Джорджия приняла столь неожиданный подарок, испытывая одновременно благодарность, угрызения совести и суеверную подозрительность. Это, безусловно, был дар самого дома, явно обладавшего собственным характером, хотя и не отличавшегося особой архитектурной определенностью: обыкновенный каркасный дом в западном, викторианском, стиле, двухэтажный, с подвалом, с высоким чердаком, со множеством всяких чуланов и встроенных шкафов, где можно было спрятать что угодно, не только чайные ложки. Джорджия с мужем и ребенком переехали сюда несколько лет назад, и с тех пор у них родилось еще двое детей. Для детей этот дом был центром их мира, собственно, и должен быть, ибо таково исходное значение слова «дом», незамутненное теми отголосками, что слышались в нем их родителям, помнившим и другие дома, и другие исходные точки. В самую первую ночь, которую они провели здесь, среди ящиков я упаковочных клетей, им всем слышались довольно громкие звуки где-то наверху, и двери дома то и дело беззвучно раскрывались как бы сами собой, но дом никогда их не пугал и никогда не казался им чужим; и то, что он сейчас раскрыл ей местонахождение забытых ложек, представлялось Джорджии чем-то вроде окончательного подписания договора о мирном сосуществовании.

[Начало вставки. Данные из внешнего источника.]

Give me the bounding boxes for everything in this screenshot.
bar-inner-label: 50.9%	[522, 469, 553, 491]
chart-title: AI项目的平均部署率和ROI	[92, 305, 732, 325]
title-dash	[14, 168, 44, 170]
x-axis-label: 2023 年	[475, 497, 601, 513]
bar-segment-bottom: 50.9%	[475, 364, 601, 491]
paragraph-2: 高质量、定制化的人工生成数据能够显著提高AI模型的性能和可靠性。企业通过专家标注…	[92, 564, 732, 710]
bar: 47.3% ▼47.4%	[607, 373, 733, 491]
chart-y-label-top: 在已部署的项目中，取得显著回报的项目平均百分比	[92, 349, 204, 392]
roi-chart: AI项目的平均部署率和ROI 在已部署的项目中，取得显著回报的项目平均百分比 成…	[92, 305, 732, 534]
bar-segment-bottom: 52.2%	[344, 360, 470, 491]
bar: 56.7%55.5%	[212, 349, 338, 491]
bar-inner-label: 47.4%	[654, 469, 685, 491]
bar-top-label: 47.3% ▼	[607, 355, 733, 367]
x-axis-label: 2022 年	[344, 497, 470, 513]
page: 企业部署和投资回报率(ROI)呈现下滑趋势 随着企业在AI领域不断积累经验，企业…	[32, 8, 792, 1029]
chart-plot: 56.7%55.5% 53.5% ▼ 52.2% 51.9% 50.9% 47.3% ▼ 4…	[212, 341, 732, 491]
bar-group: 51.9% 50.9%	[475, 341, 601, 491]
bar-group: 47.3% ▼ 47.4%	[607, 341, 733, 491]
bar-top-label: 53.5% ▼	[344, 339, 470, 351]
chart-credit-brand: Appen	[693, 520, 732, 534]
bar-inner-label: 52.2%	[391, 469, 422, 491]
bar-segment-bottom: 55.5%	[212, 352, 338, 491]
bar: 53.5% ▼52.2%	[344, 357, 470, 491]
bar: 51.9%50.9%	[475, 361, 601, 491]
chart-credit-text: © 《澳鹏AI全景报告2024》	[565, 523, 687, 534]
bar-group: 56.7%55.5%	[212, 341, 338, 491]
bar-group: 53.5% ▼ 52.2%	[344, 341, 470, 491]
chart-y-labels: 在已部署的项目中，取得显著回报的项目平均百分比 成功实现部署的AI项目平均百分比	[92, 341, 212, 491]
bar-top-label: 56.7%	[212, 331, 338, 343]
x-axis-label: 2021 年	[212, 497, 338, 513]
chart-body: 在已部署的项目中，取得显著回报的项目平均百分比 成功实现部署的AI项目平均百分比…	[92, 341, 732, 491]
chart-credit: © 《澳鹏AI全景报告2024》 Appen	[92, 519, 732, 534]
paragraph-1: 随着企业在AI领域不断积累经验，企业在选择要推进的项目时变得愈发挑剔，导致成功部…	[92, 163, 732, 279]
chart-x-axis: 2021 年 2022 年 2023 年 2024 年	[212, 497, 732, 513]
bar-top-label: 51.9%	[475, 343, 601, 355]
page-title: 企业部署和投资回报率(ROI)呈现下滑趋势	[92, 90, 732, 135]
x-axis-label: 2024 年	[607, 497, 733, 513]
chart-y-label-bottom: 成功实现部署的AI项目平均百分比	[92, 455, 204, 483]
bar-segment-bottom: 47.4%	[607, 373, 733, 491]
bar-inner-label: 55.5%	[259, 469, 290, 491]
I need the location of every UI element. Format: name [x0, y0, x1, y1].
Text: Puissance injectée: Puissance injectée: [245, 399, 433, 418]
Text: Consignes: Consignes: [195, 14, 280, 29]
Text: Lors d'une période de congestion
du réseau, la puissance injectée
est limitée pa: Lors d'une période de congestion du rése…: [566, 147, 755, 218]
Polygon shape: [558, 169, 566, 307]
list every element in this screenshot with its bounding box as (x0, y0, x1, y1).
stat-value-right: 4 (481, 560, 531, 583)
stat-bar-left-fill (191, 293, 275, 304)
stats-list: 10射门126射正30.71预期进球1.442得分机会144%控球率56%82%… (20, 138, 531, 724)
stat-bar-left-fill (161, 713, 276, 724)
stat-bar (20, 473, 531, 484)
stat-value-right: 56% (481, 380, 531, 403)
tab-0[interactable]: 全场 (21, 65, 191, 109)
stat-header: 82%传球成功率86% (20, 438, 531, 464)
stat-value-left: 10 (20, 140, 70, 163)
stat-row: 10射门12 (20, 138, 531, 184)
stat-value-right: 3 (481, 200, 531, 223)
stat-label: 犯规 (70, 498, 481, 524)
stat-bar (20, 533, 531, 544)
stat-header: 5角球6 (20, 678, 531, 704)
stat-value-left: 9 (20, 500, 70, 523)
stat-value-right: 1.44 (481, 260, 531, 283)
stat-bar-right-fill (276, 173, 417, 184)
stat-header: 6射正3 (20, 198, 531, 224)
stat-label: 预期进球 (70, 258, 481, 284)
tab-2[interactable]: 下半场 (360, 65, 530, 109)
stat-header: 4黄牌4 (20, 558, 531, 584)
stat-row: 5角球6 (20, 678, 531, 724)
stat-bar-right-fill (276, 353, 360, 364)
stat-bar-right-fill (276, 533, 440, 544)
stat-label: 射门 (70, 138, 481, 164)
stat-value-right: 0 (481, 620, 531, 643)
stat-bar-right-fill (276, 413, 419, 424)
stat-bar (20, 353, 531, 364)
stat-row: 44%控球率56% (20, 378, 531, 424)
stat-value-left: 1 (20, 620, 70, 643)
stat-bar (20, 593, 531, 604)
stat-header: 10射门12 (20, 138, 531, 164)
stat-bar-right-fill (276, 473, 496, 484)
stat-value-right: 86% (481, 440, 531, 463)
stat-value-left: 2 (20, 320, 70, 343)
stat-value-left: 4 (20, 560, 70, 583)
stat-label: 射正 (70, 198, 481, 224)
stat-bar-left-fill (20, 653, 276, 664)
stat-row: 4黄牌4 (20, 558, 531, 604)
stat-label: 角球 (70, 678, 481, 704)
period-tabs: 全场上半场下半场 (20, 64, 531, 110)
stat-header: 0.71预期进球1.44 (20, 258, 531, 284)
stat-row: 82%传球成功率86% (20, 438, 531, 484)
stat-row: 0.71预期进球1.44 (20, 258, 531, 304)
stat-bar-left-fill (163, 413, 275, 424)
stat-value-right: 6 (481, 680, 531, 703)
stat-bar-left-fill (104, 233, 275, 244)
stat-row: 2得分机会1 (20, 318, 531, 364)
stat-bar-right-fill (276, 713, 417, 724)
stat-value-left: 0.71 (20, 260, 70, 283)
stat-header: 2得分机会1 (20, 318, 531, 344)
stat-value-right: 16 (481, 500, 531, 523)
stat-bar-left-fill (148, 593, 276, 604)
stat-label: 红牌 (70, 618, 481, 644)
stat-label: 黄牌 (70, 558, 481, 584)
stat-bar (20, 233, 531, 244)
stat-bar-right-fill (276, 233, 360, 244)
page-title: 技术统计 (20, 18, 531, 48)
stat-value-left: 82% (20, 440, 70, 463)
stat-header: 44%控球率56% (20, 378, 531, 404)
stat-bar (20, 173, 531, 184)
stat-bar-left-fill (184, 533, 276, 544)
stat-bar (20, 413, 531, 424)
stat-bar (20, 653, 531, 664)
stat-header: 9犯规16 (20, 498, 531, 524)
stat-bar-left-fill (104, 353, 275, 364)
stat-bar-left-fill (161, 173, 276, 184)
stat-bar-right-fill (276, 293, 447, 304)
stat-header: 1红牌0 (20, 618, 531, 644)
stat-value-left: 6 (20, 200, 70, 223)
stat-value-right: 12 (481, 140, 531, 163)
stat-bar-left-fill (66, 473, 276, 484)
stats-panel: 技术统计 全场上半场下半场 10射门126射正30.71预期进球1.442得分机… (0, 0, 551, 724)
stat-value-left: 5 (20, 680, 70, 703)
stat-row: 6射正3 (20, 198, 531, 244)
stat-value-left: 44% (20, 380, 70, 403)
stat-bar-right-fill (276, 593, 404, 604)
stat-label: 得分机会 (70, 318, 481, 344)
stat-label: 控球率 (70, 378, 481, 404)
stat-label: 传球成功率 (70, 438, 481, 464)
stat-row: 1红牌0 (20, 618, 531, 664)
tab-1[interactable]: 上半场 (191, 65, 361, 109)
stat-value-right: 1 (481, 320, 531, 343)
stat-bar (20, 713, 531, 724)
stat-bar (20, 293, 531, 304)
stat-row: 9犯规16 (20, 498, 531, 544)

Дом ее принял. Она дарила ему любовь и заботу, и он в ответ подарил ей кров и ложки. Если воспринимать это именно так, можно только радоваться подобному обмену. Они с мужем купили шесть кофейных чашек, подходивших к найденным ложечкам, и стали постоянно пользоваться ими, продолжая жить в этом доме, где постепенно подрастали их дети и постепенно, один за другим, уезжали оттуда.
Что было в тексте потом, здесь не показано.